Opinión

Carta desesperada

Enrique Arnaldo | Jueves 18 de octubre de 2012
Mi querida amiga Mary:

Imagino que por Boston habréis sacado ya el abrigo de piel del armario y encendido la calefacción hace días y que estaréis preparando el pavo para el Thanksgiving day.

Por aquí el tiempo inestable y lo demás aún más tormentoso. Ya sabrás por el Washington Post que estamos arruinados por varias generaciones pues ni nuestros tataranietos serán capaces de pagar la deuda, que vamos para cinco millones de parados, que todos son recortes de salarios y aumento de los impuestos, que no hay actividad económica ni perspectivas a medio plazo pues nadie sabe cuando va a acabar e incluso si algún día terminará. Pero no te creas que el Gobierno ha reducido sus asesores y asistentes o los órganos administrativos ni vendido sus coches oficiales. Todo sigue igual, aunque ahora procuran no dejarse ver en público para evitar abucheos.

Pasado mañana tenemos elecciones en lo que tú llamarías Estados de Galicia y de País Vasco. Les tocaba. Pero el mes que viene son las de Cataluña, cuyo Presidente las ha anticipado dos años. Resulta que este señor ha empezado a cerrar ambulatorios y escuelas y dice que la culpa es del Gobierno central que le roba su dinero. Y sin embargo tiene decenas de embajadas repartidas por el mundo y centenares de organismos que hacen lo mismo que los del Estado y que podrían suprimirse y nada. Dicen por aquí que es un libertador mesiánico y un jugador con cartas marcadas que ante su incapacidad para resolver los problemas ha levantado la bandera de la independencia para autojustificarse.
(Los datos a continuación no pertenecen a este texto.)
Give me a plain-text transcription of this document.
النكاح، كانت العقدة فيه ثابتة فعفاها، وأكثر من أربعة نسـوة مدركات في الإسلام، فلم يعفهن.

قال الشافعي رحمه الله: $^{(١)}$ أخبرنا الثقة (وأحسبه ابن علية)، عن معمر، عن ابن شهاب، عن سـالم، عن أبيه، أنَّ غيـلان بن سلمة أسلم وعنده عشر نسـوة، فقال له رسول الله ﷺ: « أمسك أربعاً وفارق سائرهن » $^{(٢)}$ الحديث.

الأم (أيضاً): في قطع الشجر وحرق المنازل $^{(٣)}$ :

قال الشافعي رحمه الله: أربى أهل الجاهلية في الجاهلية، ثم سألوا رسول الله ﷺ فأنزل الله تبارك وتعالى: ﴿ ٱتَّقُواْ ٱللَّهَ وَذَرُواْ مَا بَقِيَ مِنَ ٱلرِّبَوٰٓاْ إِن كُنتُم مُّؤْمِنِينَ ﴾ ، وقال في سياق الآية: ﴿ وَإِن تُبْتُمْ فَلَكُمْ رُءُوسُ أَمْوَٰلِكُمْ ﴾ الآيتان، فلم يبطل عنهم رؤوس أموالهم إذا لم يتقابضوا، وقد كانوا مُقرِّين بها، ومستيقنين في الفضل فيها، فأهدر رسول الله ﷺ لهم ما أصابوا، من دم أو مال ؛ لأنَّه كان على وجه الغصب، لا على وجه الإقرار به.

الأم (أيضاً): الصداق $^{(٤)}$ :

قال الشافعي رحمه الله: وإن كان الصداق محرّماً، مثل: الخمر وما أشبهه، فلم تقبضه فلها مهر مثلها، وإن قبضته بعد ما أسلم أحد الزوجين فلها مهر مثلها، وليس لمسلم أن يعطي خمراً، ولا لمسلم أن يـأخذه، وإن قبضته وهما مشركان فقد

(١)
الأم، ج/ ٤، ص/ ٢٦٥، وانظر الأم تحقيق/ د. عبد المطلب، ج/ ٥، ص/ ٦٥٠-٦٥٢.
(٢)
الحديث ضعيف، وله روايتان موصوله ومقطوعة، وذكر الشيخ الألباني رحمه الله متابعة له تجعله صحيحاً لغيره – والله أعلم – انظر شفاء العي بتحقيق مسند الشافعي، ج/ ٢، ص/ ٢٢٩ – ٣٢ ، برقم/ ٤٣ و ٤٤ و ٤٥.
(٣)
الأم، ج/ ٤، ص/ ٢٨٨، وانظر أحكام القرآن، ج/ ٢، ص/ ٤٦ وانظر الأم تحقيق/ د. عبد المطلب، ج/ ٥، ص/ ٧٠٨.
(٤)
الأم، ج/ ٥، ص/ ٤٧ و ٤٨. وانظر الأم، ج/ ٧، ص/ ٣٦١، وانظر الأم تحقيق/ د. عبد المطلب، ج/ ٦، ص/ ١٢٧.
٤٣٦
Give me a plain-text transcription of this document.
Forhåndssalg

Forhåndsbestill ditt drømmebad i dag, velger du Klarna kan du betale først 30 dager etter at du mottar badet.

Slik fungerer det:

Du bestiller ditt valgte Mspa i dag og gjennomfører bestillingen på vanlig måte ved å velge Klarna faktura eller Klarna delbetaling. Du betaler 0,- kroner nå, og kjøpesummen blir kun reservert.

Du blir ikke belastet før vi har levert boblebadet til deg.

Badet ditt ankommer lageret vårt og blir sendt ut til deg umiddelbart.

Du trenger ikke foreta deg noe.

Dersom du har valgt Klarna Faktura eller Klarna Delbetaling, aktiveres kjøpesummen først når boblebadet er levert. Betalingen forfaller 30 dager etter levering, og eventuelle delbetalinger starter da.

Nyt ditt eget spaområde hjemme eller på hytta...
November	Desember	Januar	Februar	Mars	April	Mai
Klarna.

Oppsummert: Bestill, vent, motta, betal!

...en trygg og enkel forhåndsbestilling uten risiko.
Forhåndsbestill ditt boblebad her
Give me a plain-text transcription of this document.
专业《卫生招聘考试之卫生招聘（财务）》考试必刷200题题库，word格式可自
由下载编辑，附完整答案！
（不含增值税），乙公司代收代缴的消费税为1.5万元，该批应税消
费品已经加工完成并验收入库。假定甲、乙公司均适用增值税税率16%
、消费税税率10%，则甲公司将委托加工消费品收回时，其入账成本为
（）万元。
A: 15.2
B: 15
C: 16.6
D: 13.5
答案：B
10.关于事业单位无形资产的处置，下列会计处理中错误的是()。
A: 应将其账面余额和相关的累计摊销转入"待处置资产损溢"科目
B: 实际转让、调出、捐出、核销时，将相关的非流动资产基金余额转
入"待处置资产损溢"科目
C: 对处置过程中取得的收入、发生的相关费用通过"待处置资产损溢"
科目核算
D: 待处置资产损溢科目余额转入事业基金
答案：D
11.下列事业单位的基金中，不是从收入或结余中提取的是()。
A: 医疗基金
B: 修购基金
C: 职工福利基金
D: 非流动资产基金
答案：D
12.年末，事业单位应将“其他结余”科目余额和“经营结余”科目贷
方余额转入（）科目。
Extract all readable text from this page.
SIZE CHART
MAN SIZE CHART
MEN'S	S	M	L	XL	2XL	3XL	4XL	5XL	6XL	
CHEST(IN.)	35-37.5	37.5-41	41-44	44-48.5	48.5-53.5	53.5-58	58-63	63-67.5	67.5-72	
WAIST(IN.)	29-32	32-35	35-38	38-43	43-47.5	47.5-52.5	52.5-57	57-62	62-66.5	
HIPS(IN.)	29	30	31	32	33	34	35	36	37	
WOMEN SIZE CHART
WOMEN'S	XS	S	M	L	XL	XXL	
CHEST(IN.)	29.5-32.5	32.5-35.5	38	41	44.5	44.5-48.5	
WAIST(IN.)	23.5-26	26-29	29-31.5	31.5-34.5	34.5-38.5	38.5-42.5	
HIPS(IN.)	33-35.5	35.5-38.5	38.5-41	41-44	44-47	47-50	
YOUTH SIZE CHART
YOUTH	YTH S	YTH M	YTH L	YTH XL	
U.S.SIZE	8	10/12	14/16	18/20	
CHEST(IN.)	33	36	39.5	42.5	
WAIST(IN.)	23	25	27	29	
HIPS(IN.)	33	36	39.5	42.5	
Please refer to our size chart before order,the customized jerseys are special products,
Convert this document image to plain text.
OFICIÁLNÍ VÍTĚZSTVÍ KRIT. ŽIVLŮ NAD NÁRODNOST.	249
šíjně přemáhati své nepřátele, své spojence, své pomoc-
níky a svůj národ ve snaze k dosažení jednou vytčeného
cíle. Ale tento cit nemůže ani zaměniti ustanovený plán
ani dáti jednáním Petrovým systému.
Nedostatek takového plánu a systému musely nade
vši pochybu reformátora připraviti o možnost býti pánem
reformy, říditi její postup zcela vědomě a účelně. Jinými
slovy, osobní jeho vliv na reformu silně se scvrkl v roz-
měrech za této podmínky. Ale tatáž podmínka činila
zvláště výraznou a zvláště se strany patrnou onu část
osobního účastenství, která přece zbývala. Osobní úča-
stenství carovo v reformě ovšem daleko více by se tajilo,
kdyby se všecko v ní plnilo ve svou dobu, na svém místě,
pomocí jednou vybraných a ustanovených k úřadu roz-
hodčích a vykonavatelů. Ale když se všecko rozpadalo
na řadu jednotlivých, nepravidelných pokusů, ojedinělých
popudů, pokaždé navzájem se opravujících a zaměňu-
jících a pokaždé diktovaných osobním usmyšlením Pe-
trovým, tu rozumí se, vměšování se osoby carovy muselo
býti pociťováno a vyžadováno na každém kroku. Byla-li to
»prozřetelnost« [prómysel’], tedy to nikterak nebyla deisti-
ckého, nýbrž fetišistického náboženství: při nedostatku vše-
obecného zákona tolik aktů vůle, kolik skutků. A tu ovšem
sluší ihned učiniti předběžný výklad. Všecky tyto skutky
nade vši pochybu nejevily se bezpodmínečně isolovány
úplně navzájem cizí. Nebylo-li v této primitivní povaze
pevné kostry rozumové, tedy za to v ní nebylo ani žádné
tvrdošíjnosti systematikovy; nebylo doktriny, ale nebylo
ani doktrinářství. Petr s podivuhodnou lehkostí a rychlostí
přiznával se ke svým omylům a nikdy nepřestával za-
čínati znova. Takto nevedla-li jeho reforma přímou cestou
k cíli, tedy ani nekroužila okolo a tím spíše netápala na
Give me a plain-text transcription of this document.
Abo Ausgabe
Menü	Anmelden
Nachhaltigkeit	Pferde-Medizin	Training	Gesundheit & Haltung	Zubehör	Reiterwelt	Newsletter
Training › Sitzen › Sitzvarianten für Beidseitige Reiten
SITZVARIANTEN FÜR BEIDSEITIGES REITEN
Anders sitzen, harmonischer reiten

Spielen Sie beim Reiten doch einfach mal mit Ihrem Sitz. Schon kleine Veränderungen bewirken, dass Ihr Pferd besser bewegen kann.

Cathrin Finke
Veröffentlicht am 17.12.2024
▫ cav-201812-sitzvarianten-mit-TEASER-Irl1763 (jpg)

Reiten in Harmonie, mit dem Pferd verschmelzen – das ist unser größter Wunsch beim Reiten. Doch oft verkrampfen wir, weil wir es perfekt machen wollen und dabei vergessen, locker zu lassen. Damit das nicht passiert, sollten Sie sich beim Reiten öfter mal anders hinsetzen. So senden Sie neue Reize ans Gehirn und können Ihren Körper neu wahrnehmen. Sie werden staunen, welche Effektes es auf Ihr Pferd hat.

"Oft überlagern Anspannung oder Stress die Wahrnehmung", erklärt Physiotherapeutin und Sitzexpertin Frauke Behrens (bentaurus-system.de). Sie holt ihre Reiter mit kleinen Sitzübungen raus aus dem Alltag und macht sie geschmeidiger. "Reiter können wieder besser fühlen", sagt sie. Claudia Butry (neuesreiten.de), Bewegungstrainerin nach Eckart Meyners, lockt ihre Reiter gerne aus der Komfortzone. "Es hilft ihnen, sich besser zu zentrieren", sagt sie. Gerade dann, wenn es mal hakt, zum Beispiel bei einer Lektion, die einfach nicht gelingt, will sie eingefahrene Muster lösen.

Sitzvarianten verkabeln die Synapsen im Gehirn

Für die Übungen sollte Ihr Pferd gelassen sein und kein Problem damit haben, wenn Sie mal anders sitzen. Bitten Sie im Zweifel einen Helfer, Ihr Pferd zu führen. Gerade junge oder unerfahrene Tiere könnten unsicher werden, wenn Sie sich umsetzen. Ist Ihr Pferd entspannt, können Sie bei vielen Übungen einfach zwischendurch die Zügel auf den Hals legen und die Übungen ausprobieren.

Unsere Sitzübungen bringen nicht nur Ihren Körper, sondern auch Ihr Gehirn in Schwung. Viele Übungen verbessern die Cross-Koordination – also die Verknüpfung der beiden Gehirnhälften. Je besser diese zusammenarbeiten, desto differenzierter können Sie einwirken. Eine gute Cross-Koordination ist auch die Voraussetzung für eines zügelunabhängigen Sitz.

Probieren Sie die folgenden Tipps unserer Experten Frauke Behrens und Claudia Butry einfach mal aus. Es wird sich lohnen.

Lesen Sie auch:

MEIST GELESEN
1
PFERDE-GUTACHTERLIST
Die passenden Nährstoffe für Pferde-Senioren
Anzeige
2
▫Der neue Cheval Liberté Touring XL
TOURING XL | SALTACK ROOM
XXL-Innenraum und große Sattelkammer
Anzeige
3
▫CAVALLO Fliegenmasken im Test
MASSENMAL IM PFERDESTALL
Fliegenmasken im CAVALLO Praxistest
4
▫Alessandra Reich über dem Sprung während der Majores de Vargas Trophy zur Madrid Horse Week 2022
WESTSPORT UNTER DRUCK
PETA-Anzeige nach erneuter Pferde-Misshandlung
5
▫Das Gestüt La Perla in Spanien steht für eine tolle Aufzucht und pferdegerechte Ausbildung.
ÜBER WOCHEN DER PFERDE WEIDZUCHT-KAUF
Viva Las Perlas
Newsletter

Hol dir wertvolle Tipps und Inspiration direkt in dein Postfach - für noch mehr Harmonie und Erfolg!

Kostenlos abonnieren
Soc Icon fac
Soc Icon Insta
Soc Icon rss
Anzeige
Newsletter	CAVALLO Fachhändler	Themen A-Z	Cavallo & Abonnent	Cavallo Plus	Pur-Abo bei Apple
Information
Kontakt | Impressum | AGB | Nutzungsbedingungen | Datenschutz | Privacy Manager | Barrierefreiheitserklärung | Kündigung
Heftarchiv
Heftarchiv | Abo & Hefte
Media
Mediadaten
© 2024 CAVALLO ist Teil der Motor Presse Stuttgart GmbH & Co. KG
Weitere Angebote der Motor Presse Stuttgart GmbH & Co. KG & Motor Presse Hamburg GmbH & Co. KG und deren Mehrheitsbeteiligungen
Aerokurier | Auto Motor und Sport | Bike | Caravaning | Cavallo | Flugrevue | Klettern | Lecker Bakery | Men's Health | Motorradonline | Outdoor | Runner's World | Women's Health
Como te imaginarás con tantas elecciones aquí está todo paralizado pues el Gobierno no se atreve a hacer nada, no sea que tenga un coste electoral para su partido. Ya pasó a principios de año pues, si recuerdas, en marzo hubo elecciones en Andalucía. Y todo estuvo también parado. Menos mal que ya queda poco para finalizar el año y no nos pueden convocar más elecciones. Mientras tanto, como en los versos de Yeats: “Todo se desmorona; el centro ya no puede sostenerse / La anarquía se adueña del mundo entero / La marea sanguinoliente se ha desatado, y en todas partes / La ceremonia de la inocencia es ahogada”.

¡Está el país para elecciones! ¡Y encima quieren añadir referéndum!. Aquí ya sabes que está muy mal visto hablar de España o llamarle a alguien español. La verdad es que la gente pudiente está sacando a paladas el dinero y a lo mejor prefieren que nos llamemos Argentina. ¡No te puedes imaginar la que se ha montado con unas declaraciones del Ministro de Educación! ¡Claro, decir en alto lo que todo el mundo piensa pero no se debe exteriorizar!.

Cada vez que me encuentro con algún amigo por la calle me espeta a la primera de cambio que no va a volver a votar, que ya le han engañado bastantes veces y que no vuelve a picar. Y me acuerdo de un texto que leí hace tiempo sobre el peligro que para la democracia es que la gente deje de votar… Me encanta Vila-Matas (no sé si “Dublinesca” está traducida al inglés, pero te lo recomiendo). Tiene frases geniales, pero te voy a recordar dos: “Iban a comerse el mundo y ahora se limitan a comentarlo” (no me digas, Mary, que no está pensada que ni pintiparada para los políticos y para los economistas); “Temas de discusión: los de siempre. El pasado ya inalterable, el presente fugitivo, el inexistente futuro” (joder, es que nos han robado la esperanza, Mary).

No te robo más tiempo. Sólo ha sido un desahogo. Escríbeme pronto y me cuentas si es verdad que Obama se parece a Zapatero. Un abrazo grande y cuidado con las heladas.